Magnetic resonance imaging of the lower back. It is the preferred method for diagnosing disc herniation, nerve compression, and structural spinal problems.
Indication
- Persistent low back pain and pain radiating into the leg (sciatica)
- Diagnosis of lumbar disc herniation and assessment of nerve compression
- Suspected lumbar spinal stenosis (narrowing of the spinal canal)
- Numbness, weakness, or reflex changes in the legs
- Changes in urinary or bowel control (urgent evaluation for cauda equina syndrome)
- Follow-up of spondylolisthesis (vertebral slippage) and degenerative disc disease
- Differentiation of recurrent disease from scar tissue after lumbar surgery (with contrast)
Preparation
- Fasting is usually not required
- All metal items are removed (belts, removable piercings, watches)
- If lumbar surgery has been performed previously, the type of implant (screw, plate) should be reported
- Any pacemaker or neurostimulator (spinal cord stimulator) must be disclosed
- If you have claustrophobia, please inform your physician in advance
How it's performed
- The patient lies supine; a surface coil is placed at the lumbar level
- The examination takes approximately 15-25 minutes; remaining still is important
- T2-weighted sequences best show disc structure and the spinal cord
- T1 and STIR sequences reveal bone marrow changes and edema areas
- Disc herniation, nerve root compression, and the dural sac are evaluated in axial and sagittal sections
- Intravenous contrast may be administered for differentiation following previous surgery
Post-procedure
- There are no specific restrictions after the scan
- Results are reported by a radiologist; interpretation is provided by an orthopedist, neurosurgeon, or pain specialist
- A surgical decision is made based not on MRI alone, but on clinical findings and neurological examination together
- If sedation was used, driving on the same day is not recommended
Risks
- Rare allergic reaction to gadolinium contrast (if contrast was administered)
- Risk of nephrogenic systemic fibrosis in advanced kidney failure (very rare)

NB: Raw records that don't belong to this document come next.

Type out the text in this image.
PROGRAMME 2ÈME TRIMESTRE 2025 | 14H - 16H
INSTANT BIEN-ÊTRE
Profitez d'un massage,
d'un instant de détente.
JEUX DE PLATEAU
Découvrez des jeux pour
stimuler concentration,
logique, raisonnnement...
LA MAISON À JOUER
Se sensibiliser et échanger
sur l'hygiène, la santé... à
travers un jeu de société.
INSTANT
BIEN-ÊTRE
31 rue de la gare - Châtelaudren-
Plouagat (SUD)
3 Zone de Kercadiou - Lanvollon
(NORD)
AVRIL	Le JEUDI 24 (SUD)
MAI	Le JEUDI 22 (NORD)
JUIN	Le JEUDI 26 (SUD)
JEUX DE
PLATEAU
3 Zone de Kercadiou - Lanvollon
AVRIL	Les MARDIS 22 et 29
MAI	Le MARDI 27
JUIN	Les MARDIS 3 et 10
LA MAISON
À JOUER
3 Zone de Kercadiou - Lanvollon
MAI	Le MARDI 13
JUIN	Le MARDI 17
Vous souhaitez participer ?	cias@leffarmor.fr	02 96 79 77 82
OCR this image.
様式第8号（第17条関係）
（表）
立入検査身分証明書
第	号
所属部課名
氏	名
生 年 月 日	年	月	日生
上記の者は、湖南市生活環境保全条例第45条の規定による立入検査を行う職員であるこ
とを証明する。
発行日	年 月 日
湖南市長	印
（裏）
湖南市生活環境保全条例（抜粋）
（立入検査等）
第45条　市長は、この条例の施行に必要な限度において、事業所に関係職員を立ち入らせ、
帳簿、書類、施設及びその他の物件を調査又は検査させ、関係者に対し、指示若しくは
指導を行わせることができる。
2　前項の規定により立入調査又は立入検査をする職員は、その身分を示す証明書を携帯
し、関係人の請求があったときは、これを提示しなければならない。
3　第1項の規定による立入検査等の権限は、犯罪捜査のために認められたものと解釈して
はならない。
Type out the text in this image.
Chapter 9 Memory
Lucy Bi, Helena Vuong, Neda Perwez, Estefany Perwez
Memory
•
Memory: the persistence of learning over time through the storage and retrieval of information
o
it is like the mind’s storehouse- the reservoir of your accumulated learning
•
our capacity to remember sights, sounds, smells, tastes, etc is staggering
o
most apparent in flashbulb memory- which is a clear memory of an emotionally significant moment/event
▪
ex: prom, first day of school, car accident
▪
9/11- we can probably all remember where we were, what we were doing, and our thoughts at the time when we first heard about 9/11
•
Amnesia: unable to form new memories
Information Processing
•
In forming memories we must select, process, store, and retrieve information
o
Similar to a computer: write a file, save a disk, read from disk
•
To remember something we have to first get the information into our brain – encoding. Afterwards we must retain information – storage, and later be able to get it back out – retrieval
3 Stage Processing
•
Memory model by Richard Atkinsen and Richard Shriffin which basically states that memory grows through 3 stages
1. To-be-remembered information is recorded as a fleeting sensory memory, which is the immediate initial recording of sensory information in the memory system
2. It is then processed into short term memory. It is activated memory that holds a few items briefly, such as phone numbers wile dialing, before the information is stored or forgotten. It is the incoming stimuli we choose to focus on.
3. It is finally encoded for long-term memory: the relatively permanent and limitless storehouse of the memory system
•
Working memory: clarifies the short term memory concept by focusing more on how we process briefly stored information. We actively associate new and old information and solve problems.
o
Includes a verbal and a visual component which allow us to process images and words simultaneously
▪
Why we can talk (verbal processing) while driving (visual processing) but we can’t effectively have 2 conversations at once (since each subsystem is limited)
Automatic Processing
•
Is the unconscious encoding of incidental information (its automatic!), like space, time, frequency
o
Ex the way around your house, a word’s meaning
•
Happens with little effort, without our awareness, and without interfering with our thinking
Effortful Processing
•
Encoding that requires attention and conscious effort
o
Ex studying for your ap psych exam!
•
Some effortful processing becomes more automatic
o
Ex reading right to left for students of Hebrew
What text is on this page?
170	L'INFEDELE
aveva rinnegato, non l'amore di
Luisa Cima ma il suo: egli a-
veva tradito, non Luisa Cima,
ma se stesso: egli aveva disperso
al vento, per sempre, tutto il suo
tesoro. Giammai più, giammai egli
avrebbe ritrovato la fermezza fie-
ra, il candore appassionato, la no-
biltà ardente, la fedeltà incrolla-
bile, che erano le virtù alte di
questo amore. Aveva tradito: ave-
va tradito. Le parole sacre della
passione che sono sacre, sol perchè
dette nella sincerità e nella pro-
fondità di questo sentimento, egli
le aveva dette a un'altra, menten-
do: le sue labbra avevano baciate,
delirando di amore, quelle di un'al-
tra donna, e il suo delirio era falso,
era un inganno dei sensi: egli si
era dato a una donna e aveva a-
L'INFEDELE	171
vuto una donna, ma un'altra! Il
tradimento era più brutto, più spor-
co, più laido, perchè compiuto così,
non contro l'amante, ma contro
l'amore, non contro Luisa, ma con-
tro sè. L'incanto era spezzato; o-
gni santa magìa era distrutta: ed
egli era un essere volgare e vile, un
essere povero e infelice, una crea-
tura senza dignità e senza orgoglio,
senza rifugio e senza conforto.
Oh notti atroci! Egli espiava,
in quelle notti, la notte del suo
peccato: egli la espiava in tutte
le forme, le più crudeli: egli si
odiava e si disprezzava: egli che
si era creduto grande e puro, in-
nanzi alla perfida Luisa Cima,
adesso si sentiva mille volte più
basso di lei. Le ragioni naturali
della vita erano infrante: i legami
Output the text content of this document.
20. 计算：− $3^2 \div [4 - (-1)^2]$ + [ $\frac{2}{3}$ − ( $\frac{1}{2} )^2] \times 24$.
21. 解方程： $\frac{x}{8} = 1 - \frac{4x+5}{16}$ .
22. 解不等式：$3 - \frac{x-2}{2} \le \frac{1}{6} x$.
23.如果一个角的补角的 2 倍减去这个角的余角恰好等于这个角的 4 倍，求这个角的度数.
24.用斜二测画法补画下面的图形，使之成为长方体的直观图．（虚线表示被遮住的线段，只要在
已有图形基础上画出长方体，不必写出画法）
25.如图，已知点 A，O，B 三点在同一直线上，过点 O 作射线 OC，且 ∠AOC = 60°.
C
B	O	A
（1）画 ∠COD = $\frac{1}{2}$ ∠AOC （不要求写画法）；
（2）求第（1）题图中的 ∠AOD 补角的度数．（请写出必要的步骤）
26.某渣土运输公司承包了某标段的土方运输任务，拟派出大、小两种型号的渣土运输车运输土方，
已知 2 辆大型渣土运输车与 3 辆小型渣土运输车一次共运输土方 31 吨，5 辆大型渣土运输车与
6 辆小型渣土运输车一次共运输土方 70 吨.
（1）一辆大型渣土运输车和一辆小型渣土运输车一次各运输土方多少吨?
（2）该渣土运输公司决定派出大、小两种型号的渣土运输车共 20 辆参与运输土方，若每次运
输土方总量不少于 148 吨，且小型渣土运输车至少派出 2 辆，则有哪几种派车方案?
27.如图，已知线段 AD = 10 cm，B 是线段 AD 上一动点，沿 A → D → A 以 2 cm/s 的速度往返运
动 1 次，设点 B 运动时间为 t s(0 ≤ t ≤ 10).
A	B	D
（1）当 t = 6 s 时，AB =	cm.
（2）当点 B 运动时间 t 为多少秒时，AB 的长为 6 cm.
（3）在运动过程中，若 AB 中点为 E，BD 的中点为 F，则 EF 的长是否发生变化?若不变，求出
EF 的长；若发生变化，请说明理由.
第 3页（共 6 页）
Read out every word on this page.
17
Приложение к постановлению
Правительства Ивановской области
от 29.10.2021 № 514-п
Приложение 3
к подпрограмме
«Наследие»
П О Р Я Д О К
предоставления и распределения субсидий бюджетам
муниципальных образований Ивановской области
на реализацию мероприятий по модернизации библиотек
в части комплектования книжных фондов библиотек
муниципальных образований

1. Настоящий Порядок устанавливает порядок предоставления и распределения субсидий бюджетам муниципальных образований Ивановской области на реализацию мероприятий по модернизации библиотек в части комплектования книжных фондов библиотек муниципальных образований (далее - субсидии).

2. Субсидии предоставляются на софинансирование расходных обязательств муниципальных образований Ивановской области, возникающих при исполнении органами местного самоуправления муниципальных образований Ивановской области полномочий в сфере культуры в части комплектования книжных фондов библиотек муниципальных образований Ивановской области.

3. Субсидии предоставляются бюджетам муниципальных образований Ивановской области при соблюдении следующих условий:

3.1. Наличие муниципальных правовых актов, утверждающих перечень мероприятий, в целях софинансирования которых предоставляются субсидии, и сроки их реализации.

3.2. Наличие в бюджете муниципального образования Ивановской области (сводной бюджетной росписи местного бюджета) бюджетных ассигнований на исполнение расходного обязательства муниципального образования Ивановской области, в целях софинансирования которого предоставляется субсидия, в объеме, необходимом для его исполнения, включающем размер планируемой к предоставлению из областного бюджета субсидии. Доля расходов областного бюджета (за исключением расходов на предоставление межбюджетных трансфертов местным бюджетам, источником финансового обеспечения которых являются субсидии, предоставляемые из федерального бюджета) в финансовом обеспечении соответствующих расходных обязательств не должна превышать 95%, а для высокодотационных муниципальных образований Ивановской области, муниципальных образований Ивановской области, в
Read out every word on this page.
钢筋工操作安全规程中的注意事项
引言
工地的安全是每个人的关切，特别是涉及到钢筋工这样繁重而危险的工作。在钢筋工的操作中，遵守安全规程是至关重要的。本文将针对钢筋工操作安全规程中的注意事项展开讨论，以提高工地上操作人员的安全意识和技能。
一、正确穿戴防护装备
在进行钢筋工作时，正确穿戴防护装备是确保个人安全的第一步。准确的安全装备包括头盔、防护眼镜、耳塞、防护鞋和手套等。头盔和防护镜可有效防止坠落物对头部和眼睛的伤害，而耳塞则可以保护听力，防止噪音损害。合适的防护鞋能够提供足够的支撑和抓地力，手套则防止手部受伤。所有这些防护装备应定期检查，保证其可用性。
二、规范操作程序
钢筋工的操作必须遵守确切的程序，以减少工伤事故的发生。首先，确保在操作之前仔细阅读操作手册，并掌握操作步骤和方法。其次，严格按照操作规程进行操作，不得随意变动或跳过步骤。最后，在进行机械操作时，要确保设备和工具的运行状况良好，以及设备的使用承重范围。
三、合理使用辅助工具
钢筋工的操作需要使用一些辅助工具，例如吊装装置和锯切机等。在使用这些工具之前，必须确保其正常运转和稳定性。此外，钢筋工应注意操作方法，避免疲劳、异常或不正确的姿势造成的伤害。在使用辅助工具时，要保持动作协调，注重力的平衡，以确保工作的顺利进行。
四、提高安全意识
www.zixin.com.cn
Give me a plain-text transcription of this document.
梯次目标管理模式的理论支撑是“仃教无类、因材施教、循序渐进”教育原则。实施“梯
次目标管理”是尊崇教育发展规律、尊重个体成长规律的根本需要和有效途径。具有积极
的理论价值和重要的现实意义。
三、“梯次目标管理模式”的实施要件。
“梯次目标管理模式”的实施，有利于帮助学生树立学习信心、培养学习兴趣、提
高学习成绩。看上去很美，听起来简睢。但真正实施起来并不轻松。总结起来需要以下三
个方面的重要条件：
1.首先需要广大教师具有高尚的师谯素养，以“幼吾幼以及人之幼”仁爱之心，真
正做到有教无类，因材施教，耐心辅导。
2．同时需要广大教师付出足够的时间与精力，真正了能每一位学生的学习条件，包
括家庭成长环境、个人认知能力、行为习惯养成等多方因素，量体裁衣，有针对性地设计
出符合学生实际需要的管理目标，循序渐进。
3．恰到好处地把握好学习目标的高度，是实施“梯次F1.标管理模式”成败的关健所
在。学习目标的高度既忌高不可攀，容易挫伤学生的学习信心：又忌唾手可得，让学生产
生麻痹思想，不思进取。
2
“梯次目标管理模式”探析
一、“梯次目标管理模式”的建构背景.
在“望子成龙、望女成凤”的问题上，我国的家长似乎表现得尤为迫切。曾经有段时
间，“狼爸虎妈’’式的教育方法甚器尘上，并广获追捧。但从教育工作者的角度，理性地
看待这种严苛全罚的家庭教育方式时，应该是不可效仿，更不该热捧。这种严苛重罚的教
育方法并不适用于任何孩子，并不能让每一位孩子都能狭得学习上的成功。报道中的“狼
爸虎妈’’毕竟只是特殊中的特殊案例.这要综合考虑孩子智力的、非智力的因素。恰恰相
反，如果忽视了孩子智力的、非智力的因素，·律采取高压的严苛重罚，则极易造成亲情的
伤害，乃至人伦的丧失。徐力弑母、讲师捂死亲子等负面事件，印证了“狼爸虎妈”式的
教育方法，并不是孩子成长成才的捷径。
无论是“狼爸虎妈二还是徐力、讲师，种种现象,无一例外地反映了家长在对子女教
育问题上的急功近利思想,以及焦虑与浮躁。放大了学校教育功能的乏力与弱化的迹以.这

- Inability to complete the scan due to claustrophobia
- Heating risk with MRI-incompatible metallic implants
FAQ
I have back pain — is an MRI necessary?
No. Most back pain resolves spontaneously within 4-6 weeks. MRI is requested when pain is prolonged or when 'red flag' findings such as radiation to the leg, weakness, or changes in bladder/bowel control are present.
A herniated disc was seen on my MRI — do I need surgery?
No. The appearance of a herniated disc on MRI alone does not determine the need for surgery. Clinical findings, physical examination, and response to conservative treatment are evaluated together; most patients recover without surgery.
I had spinal surgery — can I have an MRI?
Most modern spinal screws are MRI-compatible and pose no problem. However, the type of implant must be known; please bring your surgical report with you.
Is the scan painful?
No. There is no pain during MRI; you only need to lie still in a narrow tube and tolerate the noise of the machine.